🤖 AI Summary
This work addresses the limitations of existing methods in multi-agent trajectory modeling, which struggle to support trajectory completion and lack joint estimation of state-level heteroscedastic uncertainty and error probabilities of generated samples. To overcome these challenges, the authors propose U2Diffine, a unified diffusion model that enables both trajectory completion and state-level uncertainty quantification through an enhanced denoising loss and first-order Taylor expansion. Furthermore, they introduce U2Diff, a gradient-free fast sampling variant, along with RankNN, a post-processing network that ranks error probabilities of generated modes, thereby enabling efficient inference. This approach is the first to jointly achieve these three capabilities in multi-agent trajectory tasks and demonstrates significant performance gains over state-of-the-art methods on the NBA, Basketball-U, Football-U, and Soccer-U datasets, validating its effectiveness and practicality.
📝 Abstract
Multi-agent trajectory modeling traditionally focuses on forecasting, often neglecting more general tasks like trajectory completion, which is essential for real-world applications such as correcting tracking data.

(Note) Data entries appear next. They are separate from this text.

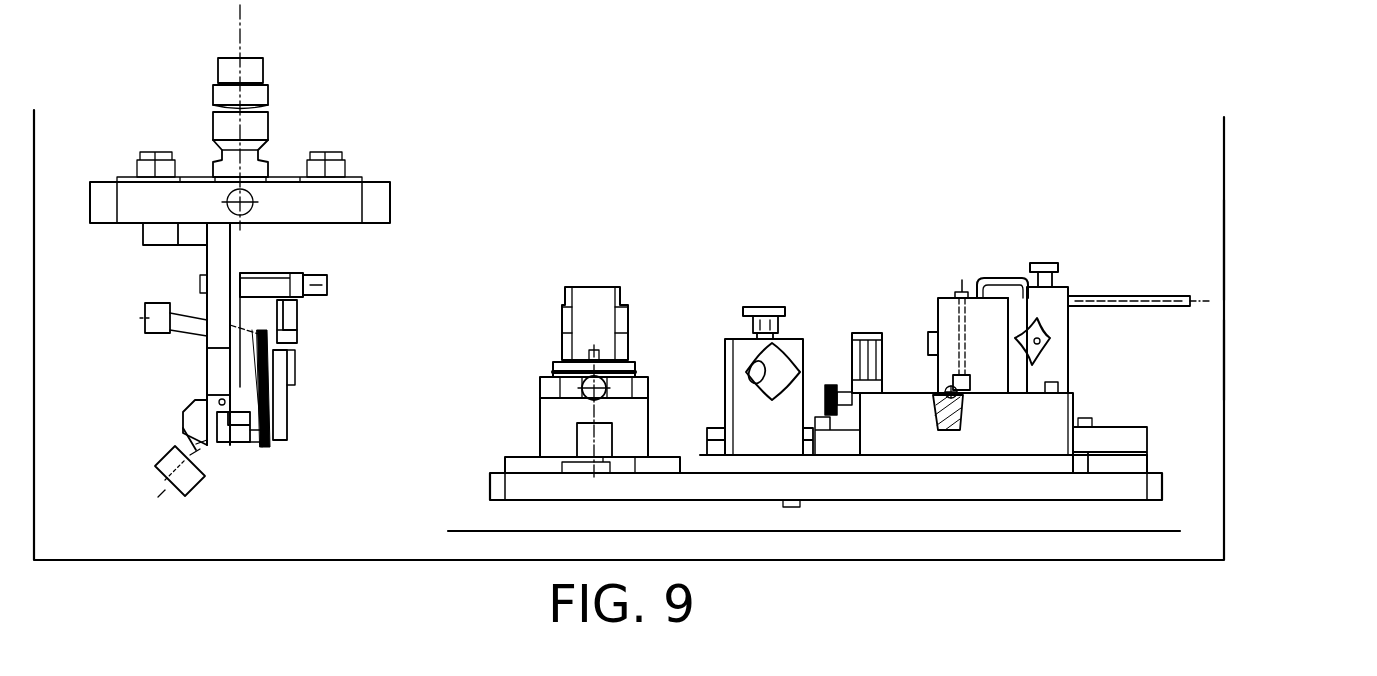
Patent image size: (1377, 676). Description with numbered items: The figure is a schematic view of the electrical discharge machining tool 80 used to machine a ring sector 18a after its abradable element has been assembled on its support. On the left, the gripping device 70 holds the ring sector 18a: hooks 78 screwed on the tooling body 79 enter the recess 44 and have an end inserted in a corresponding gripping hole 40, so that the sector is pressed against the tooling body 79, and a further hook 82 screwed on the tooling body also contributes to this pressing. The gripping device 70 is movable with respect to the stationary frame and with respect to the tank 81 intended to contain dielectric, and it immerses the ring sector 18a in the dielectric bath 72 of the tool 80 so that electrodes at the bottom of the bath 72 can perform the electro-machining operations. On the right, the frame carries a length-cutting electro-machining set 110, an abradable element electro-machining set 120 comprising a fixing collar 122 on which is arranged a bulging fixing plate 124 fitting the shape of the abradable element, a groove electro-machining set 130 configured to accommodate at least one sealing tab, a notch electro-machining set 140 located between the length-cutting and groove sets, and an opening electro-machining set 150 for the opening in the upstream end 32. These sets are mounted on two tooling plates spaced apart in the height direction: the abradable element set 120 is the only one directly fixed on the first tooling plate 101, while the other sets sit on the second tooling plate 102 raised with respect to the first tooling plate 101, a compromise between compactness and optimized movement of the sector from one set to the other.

The electrical discharge machining tool 80 is at (1262, 166).
The dielectric bath 72 is at (1207, 248).
The tank 81 is at (1222, 337).
The gripping device 70 is at (175, 300).
The hook 82 is at (300, 277).
The upstream end 32 is at (295, 335).
The recess 44 is at (298, 373).
The ring sector 18a is at (293, 380).
The gripping hole 40 is at (290, 420).
The tooling body 79 is at (220, 375).
The hook 78 is at (183, 428).
The abradable element electro-machining set 120 is at (633, 295).
The bulging fixing plate 124 is at (583, 368).
The fixing collar 122 is at (550, 415).
The length-cutting electro-machining set 110 is at (800, 320).
The notch electro-machining set 140 is at (872, 338).
The groove electro-machining set 130 is at (970, 285).
The opening electro-machining set 150 is at (1085, 285).
The second tooling plate 102 is at (975, 466).
The first tooling plate 101 is at (1128, 489).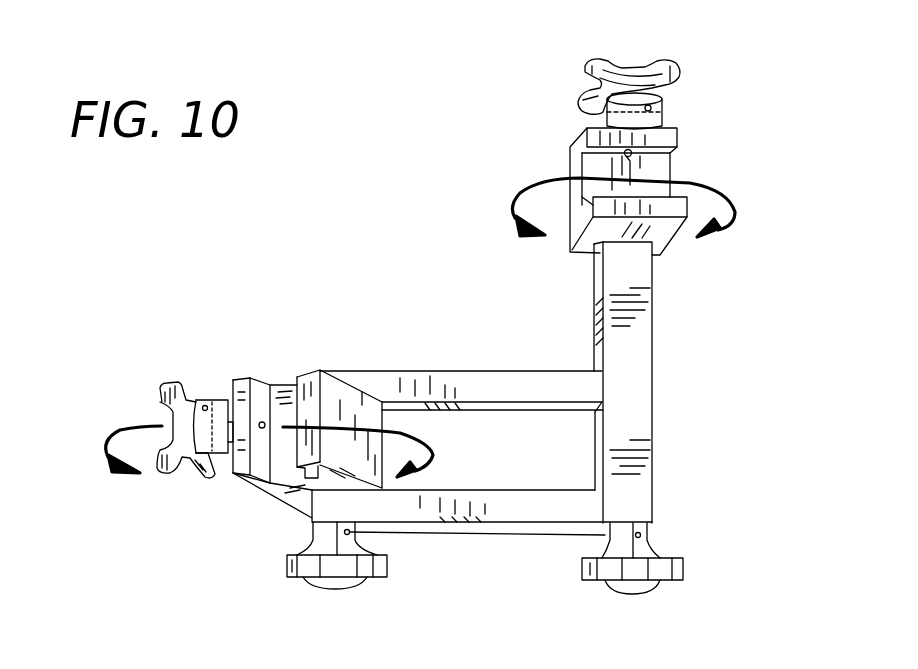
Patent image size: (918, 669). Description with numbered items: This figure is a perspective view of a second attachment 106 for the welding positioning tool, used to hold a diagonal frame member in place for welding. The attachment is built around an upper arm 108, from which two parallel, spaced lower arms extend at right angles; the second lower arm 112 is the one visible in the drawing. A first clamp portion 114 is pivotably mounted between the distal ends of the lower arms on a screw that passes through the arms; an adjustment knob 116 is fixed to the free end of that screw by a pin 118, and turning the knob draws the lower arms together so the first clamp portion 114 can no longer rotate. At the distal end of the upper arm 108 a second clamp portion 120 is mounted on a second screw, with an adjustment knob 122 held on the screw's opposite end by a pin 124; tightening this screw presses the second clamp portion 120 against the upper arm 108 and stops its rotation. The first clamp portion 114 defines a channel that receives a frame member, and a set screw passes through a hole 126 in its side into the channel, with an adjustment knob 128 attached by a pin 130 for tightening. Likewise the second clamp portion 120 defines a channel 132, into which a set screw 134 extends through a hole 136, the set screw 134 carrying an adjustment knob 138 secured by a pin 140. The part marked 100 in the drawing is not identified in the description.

The lower beam 100 is at (438, 518).
The second attachment 106 is at (690, 366).
The upper arm 108 is at (652, 472).
The second lower arm 112 is at (445, 380).
The first clamp portion 114 is at (262, 422).
The adjustment knob 116 is at (295, 577).
The pin 118 is at (367, 535).
The second clamp portion 120 is at (672, 138).
The adjustment knob 122 is at (262, 485).
The pin 124 is at (232, 382).
The hole 126 is at (268, 385).
The adjustment knob 128 is at (162, 400).
The pin 130 is at (202, 396).
The channel 132 is at (690, 184).
The set screw 134 is at (624, 155).
The hole 136 is at (627, 157).
The adjustment knob 138 is at (670, 70).
The pin 140 is at (662, 115).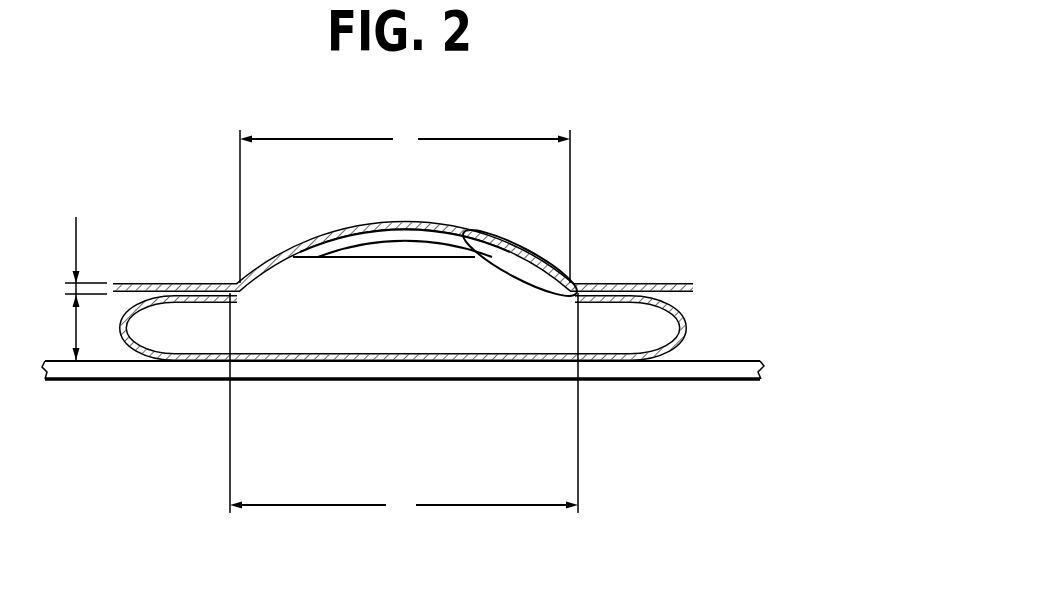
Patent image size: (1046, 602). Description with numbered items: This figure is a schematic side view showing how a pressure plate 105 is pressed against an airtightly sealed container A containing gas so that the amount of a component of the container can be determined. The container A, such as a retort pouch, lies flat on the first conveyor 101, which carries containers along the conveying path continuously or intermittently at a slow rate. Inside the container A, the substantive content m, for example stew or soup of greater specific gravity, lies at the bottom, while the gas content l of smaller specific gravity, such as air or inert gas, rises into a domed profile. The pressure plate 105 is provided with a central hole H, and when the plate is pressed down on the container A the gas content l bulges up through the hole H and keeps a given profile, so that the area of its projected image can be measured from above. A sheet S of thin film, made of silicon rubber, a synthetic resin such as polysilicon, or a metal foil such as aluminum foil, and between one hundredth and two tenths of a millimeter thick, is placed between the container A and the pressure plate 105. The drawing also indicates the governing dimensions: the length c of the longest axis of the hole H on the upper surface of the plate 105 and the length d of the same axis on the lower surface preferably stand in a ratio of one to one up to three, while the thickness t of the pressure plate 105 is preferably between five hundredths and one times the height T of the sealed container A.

The first conveyor 101 is at (764, 367).
The pressure plate 105 is at (690, 282).
The airtightly sealed container containing gas A is at (696, 324).
The sheet S is at (403, 222).
The gas content l is at (375, 247).
The substantive content m is at (432, 330).
The central hole H is at (463, 233).
The length of the longest axis of the central hole on the upper surface of the press c is at (405, 202).
The length of the longest axis of the central hole on the lower surface of the press d is at (404, 411).
The thickness of the pressure plate t is at (77, 259).
The height of the airtightly sealed container containing gas T is at (60, 327).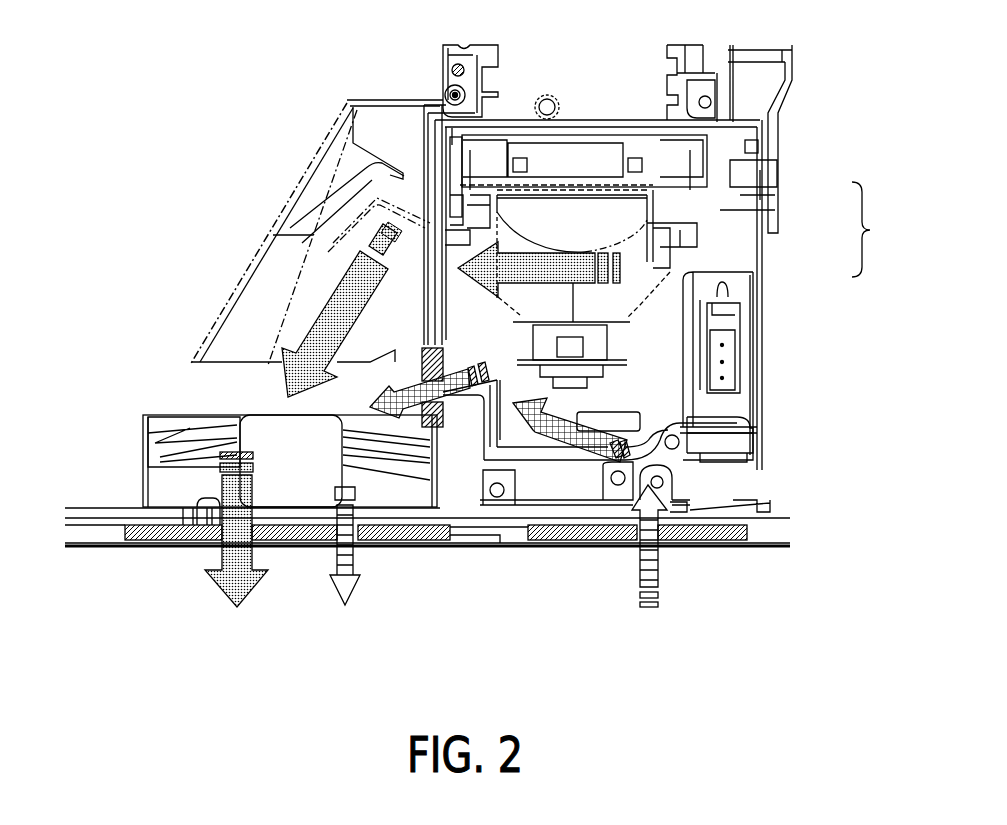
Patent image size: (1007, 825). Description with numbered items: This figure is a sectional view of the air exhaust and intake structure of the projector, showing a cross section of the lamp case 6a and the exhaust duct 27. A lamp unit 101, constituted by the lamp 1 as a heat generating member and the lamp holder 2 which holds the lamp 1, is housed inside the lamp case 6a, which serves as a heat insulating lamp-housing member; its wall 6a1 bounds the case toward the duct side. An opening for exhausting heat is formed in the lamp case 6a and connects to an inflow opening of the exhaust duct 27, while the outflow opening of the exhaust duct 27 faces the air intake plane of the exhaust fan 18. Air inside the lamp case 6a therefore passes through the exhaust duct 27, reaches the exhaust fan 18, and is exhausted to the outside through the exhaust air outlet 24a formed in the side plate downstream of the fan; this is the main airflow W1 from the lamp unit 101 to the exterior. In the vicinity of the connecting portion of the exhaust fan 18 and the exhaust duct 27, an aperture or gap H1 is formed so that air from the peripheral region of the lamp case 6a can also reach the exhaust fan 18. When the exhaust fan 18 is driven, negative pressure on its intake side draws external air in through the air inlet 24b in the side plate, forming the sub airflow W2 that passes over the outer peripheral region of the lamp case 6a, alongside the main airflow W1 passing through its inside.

The lamp 1 is at (628, 223).
The lamp holder 2 is at (608, 162).
The lamp unit 101 is at (886, 229).
The lamp case 6a is at (667, 425).
The side wall 6a1 is at (422, 227).
The exhaust fan 18 is at (180, 428).
The exhaust air outlet 24a is at (185, 532).
The air inlet 24b is at (728, 532).
The exhaust duct 27 is at (320, 190).
The aperture (gap) H1 is at (447, 427).
The main airflow W1 is at (236, 547).
The sub airflow W2 is at (683, 563).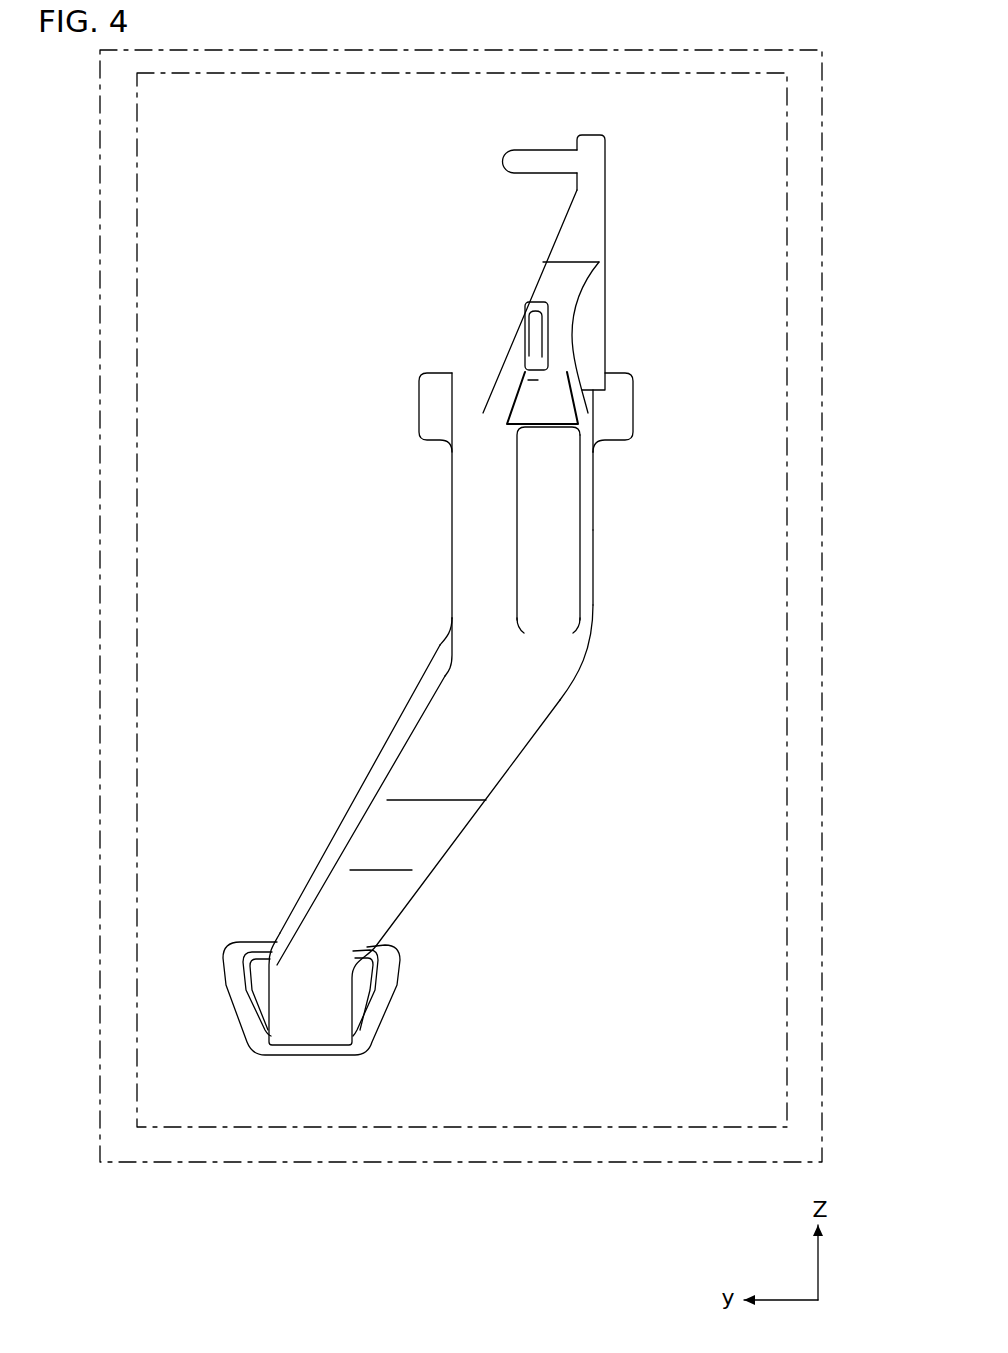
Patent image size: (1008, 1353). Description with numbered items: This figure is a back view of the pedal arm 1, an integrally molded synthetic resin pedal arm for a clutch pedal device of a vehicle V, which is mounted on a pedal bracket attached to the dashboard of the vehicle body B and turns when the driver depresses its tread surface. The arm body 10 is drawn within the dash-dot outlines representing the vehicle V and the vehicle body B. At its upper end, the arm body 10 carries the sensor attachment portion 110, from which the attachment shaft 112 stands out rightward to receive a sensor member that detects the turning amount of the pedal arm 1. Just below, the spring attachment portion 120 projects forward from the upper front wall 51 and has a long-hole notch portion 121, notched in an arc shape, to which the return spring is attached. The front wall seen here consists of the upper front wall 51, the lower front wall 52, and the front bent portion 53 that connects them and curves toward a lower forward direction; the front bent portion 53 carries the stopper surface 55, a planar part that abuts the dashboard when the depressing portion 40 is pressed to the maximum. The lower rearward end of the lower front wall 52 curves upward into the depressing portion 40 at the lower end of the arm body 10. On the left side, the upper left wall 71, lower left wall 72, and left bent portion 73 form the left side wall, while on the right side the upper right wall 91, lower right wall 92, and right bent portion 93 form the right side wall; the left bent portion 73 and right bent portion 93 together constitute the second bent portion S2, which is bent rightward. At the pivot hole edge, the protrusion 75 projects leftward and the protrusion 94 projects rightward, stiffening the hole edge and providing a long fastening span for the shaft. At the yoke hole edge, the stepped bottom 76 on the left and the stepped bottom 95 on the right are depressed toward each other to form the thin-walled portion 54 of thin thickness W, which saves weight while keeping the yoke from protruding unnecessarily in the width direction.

The pedal arm 1 is at (717, 226).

Existing methods also generally predict agents' states without offering any state-wise measure of heteroscedastic uncertainty. Moreover, popular multi-modal sampling methods lack error probability estimates for each generated scene under the same prior observations, which makes it difficult to rank the predictions at inference time. We introduce U2Diffine, a unified diffusion model built to perform trajectory completion while simultaneously offering state-wise heteroscedastic uncertainty estimates. This is achieved by augmenting the standard denoising loss with the negative log-likelihood of the predicted noise, and then propagating the latent space uncertainty to the real state space using a first-order Taylor approximation. We also propose U2Diff, a faster baseline that avoids gradient computation during sampling. This approach significantly increases inference speed, making it as efficient as a standard generative-only diffusion model. For post-processing, we integrate a Rank Neural Network (RankNN) that enables error probability estimation for each generated mode, demonstrating strong correlation with ground truth errors. Our method outperforms state-of-the-art solutions in both trajectory completion and forecasting across four challenging sports datasets (NBA, Basketball-U, Football-U, Soccer-U), underscoring the effectiveness of our uncertainty and error probability estimation.